From the beginning of the story (in the book and both versions–1970 and 2008–of the movie) Horton exhibits the qualities of curiosity-as-care. Here, let me break it down in terms of the 2008 version. First, let me offer a scene from early on in the movie. Horton is trying to explain to the Sour Kangaroo why he is talking to a speck of dust on a flower:

Kangaroo: That’s absurd. There aren’t people that small!
Horton: Well, maybe they aren’t small. Maybe we’re big.
Kangaroo: Horton!
Horton: No, really. Think about it. What if there was someone way out there looking down on our world right now? And to them, we’re the specks.
Kangaroo: Horton! There is nothing on that speck!
Horton: But I heard.
Kangaroo: Did you, really? Ohhoho my. Then how come I don’t hear anything?
Horton: Well…hmmm…
Kangaroo: If you can’t see, hear, or feel something it doesn’t exist. And believing in tiny, imaginary people is just not something we do or tolerate here in the jungle of Nool.

Foucault: it evokes the care one takes of what exists and what might exist; a sharpened sense of reality, but one that is never immobilized before it
Horton:  Horton is interested in and attentive to the world around him and open to imagining new possibilities. His sharpened (and heightened) sense of reality enables him to hear the tiny cry coming from a small speck floating by as he is bathing in the stream. Instead of not hearing (or more common, hearing but refusing to listen), Horton listens and responds to the voice that signals the possibility of another world beyond his, a world that seems unimaginable within his world (with its empirical, physical and “natural” laws). He is not threatened or even incredulous at the possibility of a tiny world on a speck; it does not immobilize him. Instead it sparks his curiosity and his imagination about what lies beyond his own observations.

Foucault: a readiness to find what surrounds us strange and odd
Horton: Horton is ready and willing to be open to how our surroundings, such as flowers, trees, specks of dust, may not be what they appear to be. They may be strange and strangers to us (we don’t really know them or what they are).

Foucault: a certain determination to throw off familiar ways of thought and to look at the same things in a different way
Horton: Once he hears the voice and believes there that there is a small person on the speck, he is committed to never look at flowers and dust (or the world, for that matter) the same way again. He is committed to staying open to the possibility of other worlds (ones that are smaller and bigger than us).

Foucault: a passion for seizing what is happening now and what is disappearing
Horton: [a stretch perhaps?] Horton is unwilling to let the moment pass and the speck of dust and its inhabitants to perish. When he hears the small voice crying for help, he acts immediately.

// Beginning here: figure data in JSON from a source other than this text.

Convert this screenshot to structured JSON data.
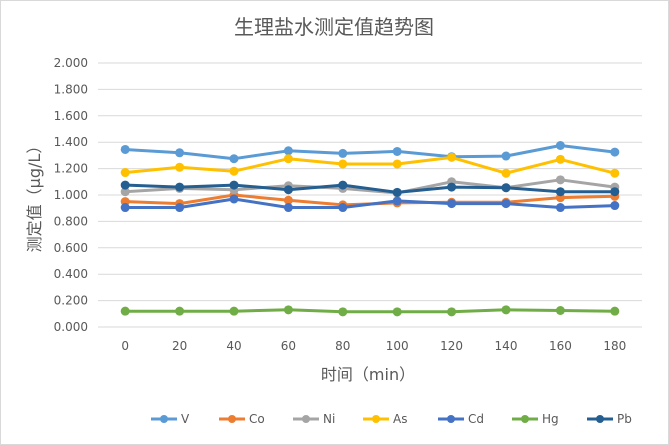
{
  "chart_data": {
    "type": "line",
    "title": "生理盐水测定值趋势图",
    "xlabel": "时间（min）",
    "ylabel": "测定值（μg/L）",
    "x": [
      0,
      20,
      40,
      60,
      80,
      100,
      120,
      140,
      160,
      180
    ],
    "x_tick_labels": [
      "0",
      "20",
      "40",
      "60",
      "80",
      "100",
      "120",
      "140",
      "160",
      "180"
    ],
    "ylim": [
      0,
      2
    ],
    "y_tick_labels": [
      "0.000",
      "0.200",
      "0.400",
      "0.600",
      "0.800",
      "1.000",
      "1.200",
      "1.400",
      "1.600",
      "1.800",
      "2.000"
    ],
    "grid": true,
    "legend_position": "bottom",
    "series": [
      {
        "name": "V",
        "color": "#5B9BD5",
        "values": [
          1.345,
          1.32,
          1.275,
          1.335,
          1.315,
          1.33,
          1.29,
          1.295,
          1.375,
          1.325
        ]
      },
      {
        "name": "Co",
        "color": "#ED7D31",
        "values": [
          0.95,
          0.935,
          1.0,
          0.96,
          0.925,
          0.94,
          0.945,
          0.945,
          0.98,
          0.99
        ]
      },
      {
        "name": "Ni",
        "color": "#A5A5A5",
        "values": [
          1.025,
          1.05,
          1.04,
          1.07,
          1.05,
          1.015,
          1.1,
          1.055,
          1.115,
          1.06
        ]
      },
      {
        "name": "As",
        "color": "#FFC000",
        "values": [
          1.17,
          1.21,
          1.18,
          1.275,
          1.235,
          1.235,
          1.285,
          1.165,
          1.27,
          1.165
        ]
      },
      {
        "name": "Cd",
        "color": "#4472C4",
        "values": [
          0.905,
          0.905,
          0.97,
          0.905,
          0.905,
          0.955,
          0.935,
          0.935,
          0.905,
          0.92
        ]
      },
      {
        "name": "Hg",
        "color": "#70AD47",
        "values": [
          0.12,
          0.12,
          0.12,
          0.13,
          0.115,
          0.115,
          0.115,
          0.13,
          0.125,
          0.12
        ]
      },
      {
        "name": "Pb",
        "color": "#255E91",
        "values": [
          1.075,
          1.06,
          1.075,
          1.04,
          1.075,
          1.02,
          1.06,
          1.055,
          1.025,
          1.025
        ]
      }
    ]
  }
}
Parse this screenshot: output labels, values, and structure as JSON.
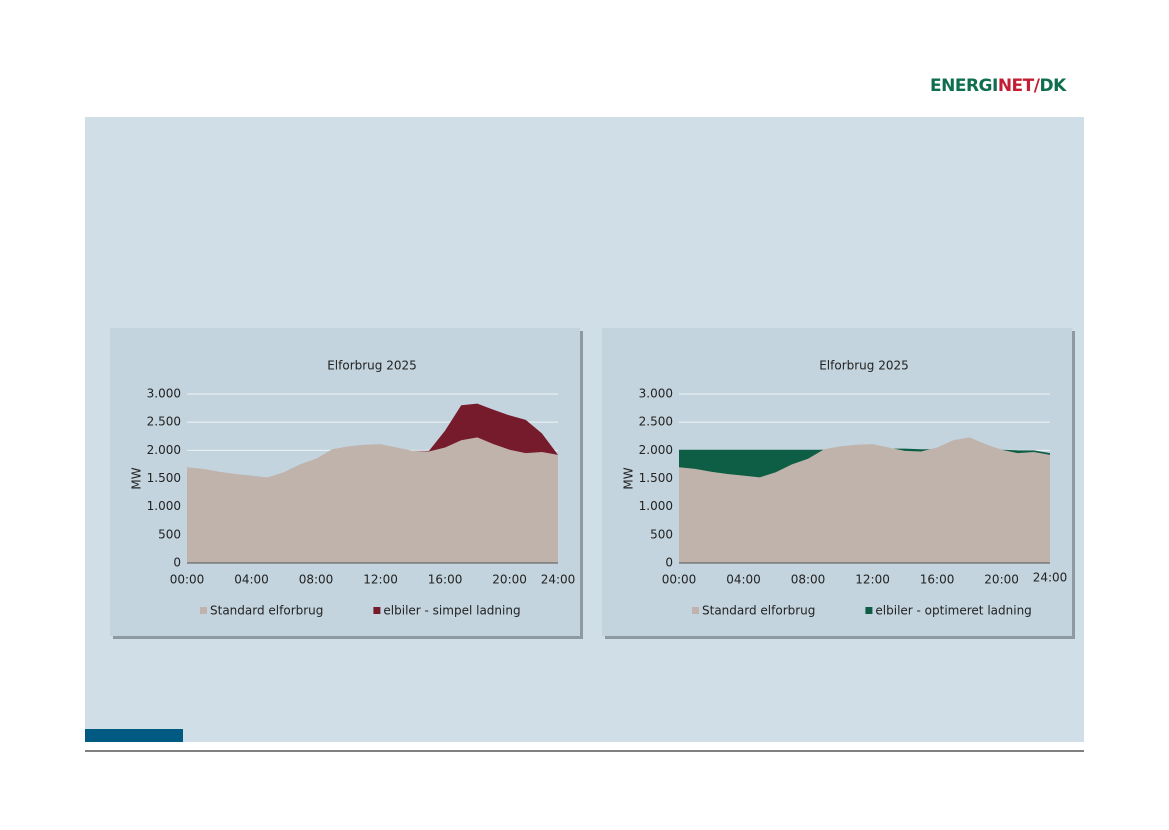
{
  "logo": [
    "ENERGI",
    "NET",
    "/",
    "DK"
  ],
  "chart_data": [
    {
      "type": "area",
      "title": "Elforbrug 2025",
      "y_label": "MW",
      "categories": [
        "00:00",
        null,
        null,
        null,
        "04:00",
        null,
        null,
        null,
        "08:00",
        null,
        null,
        null,
        "12:00",
        null,
        null,
        null,
        "16:00",
        null,
        null,
        null,
        "20:00",
        null,
        null,
        "24:00"
      ],
      "ylim": [
        0,
        3000
      ],
      "yticks": [
        0,
        500,
        {
          "value": 1000,
          "label": "1.000"
        },
        {
          "value": 1500,
          "label": "1.500"
        },
        {
          "value": 2000,
          "label": "2.000"
        },
        {
          "value": 2500,
          "label": "2.500"
        },
        {
          "value": 3000,
          "label": "3.000"
        }
      ],
      "grid": true,
      "series": [
        {
          "name": "Standard elforbrug",
          "color": "#bfb3ab",
          "values": [
            1700,
            1670,
            1620,
            1580,
            1550,
            1520,
            1610,
            1750,
            1850,
            2020,
            2070,
            2100,
            2110,
            2050,
            1990,
            1980,
            2050,
            2180,
            2230,
            2110,
            2010,
            1950,
            1970,
            1920
          ]
        },
        {
          "name": "elbiler - simpel ladning",
          "color": "#761b2c",
          "values": [
            null,
            null,
            null,
            null,
            null,
            null,
            null,
            null,
            null,
            null,
            null,
            null,
            null,
            null,
            1990,
            1990,
            2350,
            2800,
            2830,
            2720,
            2620,
            2540,
            2300,
            1920
          ]
        }
      ]
    },
    {
      "type": "area",
      "title": "Elforbrug 2025",
      "y_label": "MW",
      "categories": [
        "00:00",
        null,
        null,
        null,
        "04:00",
        null,
        null,
        null,
        "08:00",
        null,
        null,
        null,
        "12:00",
        null,
        null,
        null,
        "16:00",
        null,
        null,
        null,
        "20:00",
        null,
        null,
        "24:00"
      ],
      "ylim": [
        0,
        3000
      ],
      "yticks": [
        0,
        500,
        {
          "value": 1000,
          "label": "1.000"
        },
        {
          "value": 1500,
          "label": "1.500"
        },
        {
          "value": 2000,
          "label": "2.000"
        },
        {
          "value": 2500,
          "label": "2.500"
        },
        {
          "value": 3000,
          "label": "3.000"
        }
      ],
      "grid": true,
      "series": [
        {
          "name": "Standard elforbrug",
          "color": "#bfb3ab",
          "values": [
            1700,
            1670,
            1620,
            1580,
            1550,
            1520,
            1610,
            1750,
            1850,
            2020,
            2070,
            2100,
            2110,
            2050,
            1990,
            1980,
            2050,
            2180,
            2230,
            2110,
            2010,
            1950,
            1970,
            1920
          ]
        },
        {
          "name": "elbiler - optimeret ladning",
          "color": "#0e5e45",
          "values": [
            2010,
            2010,
            2010,
            2010,
            2010,
            2010,
            2010,
            2010,
            2010,
            2010,
            2010,
            2010,
            2020,
            2030,
            2030,
            2020,
            2020,
            2010,
            2010,
            2010,
            2010,
            2000,
            2000,
            1950
          ]
        }
      ]
    }
  ]
}
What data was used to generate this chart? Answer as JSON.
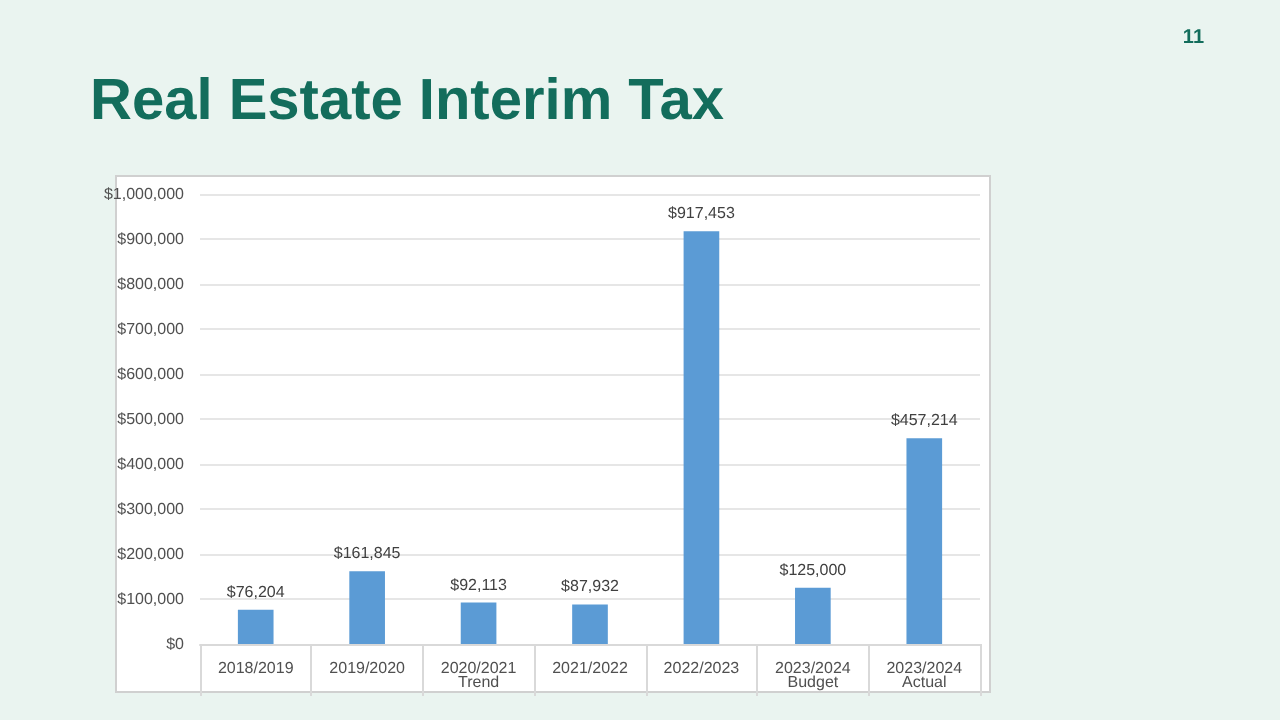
{
  "chart_data": {
    "type": "bar",
    "title": "Real Estate Interim Tax",
    "categories": [
      "2018/2019",
      "2019/2020",
      "2020/2021",
      "2021/2022",
      "2022/2023",
      "2023/2024",
      "2023/2024"
    ],
    "values": [
      76204,
      161845,
      92113,
      87932,
      917453,
      125000,
      457214
    ],
    "value_labels": [
      "$76,204",
      "$161,845",
      "$92,113",
      "$87,932",
      "$917,453",
      "$125,000",
      "$457,214"
    ],
    "color": "#5b9bd5",
    "ylim": [
      0,
      1000000
    ],
    "yticks": [
      {
        "value": 0,
        "label": "$0"
      },
      {
        "value": 100000,
        "label": "$100,000"
      },
      {
        "value": 200000,
        "label": "$200,000"
      },
      {
        "value": 300000,
        "label": "$300,000"
      },
      {
        "value": 400000,
        "label": "$400,000"
      },
      {
        "value": 500000,
        "label": "$500,000"
      },
      {
        "value": 600000,
        "label": "$600,000"
      },
      {
        "value": 700000,
        "label": "$700,000"
      },
      {
        "value": 800000,
        "label": "$800,000"
      },
      {
        "value": 900000,
        "label": "$900,000"
      },
      {
        "value": 1000000,
        "label": "$1,000,000"
      }
    ],
    "grid": "y",
    "annotations": [
      "11",
      "Trend",
      "Budget",
      "Actual"
    ]
  }
}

Foucault: a lack of respect for the traditional hierarchies of what is important and fundamental.
Horton: Horton refuses to honor the jungle of Nool rule (at least as created and enforced by the Sour Kangaroo): If it you can’t see, hear, or feel it then it doesn’t exist. He steadfastly stands behind his (empirically unproven) claim that there are people on the speck of dust.

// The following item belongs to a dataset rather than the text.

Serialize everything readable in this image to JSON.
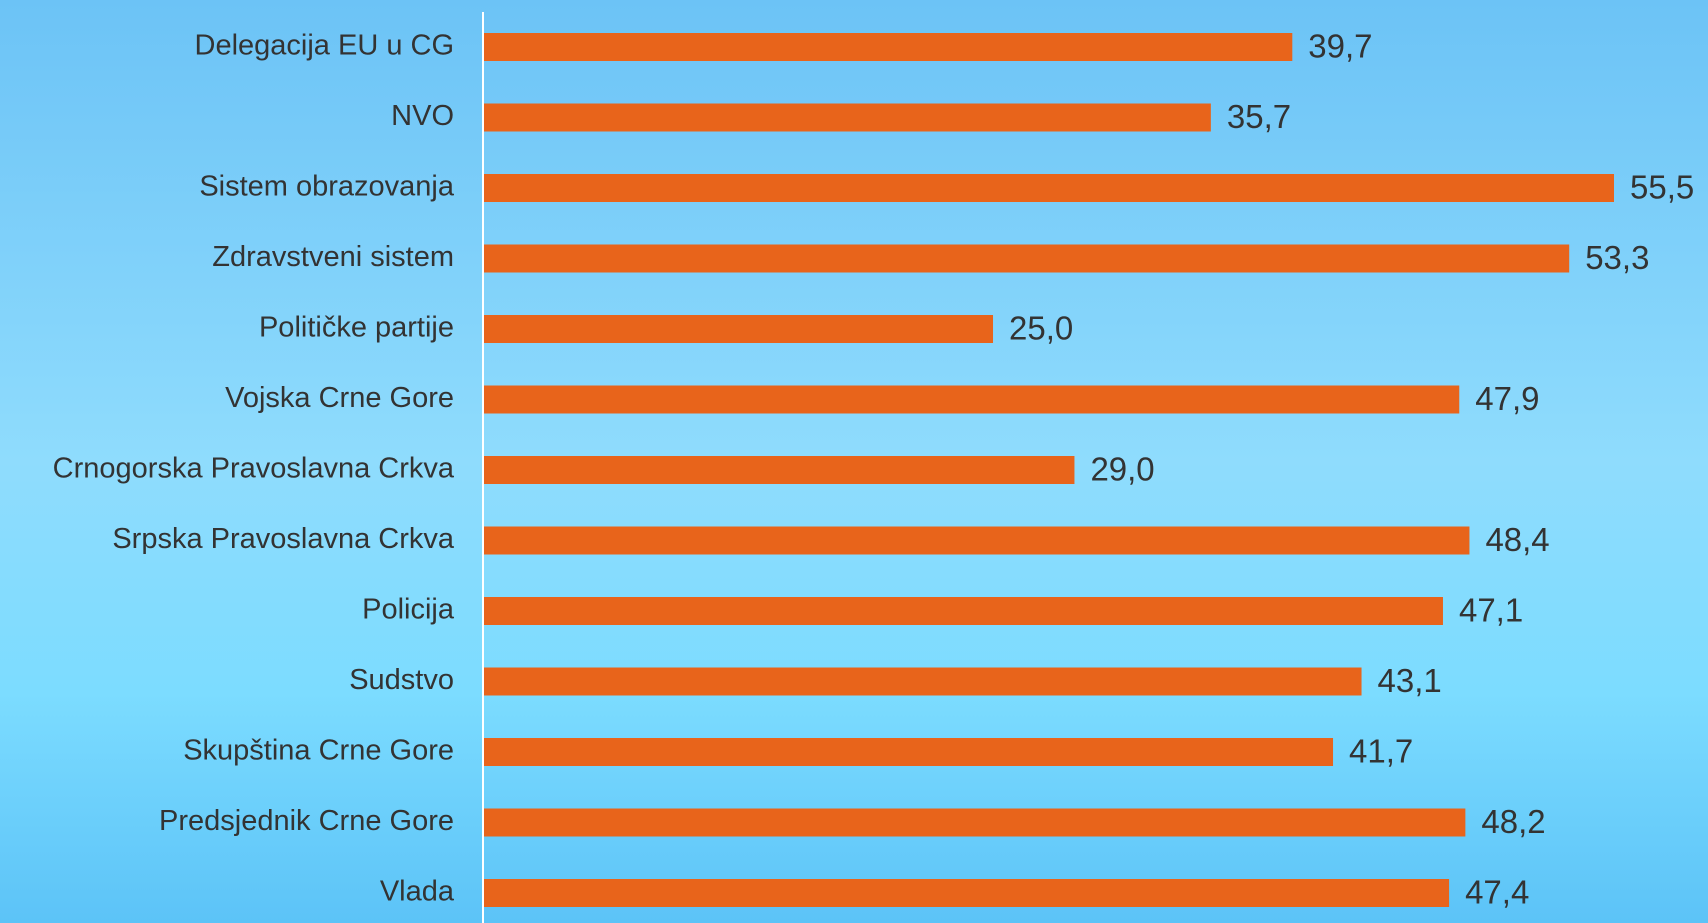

Now, this kind of care–the care for remaining open and interested/attentive to the world in its different permutations–is not often recognized as such. Maybe that is because care-as-curiosity is hardly ever about being careful. It is exhausting, dangerous and quite frequently gets us into trouble (and demands that we stay in trouble by being resistant to rigid rules and ready for new possibilities). But, what if we imagined the type of troublemaking and troublestaying that Horton is doing as an ethics of care? Then, could we begin to value (and honor and promote) troublemaking?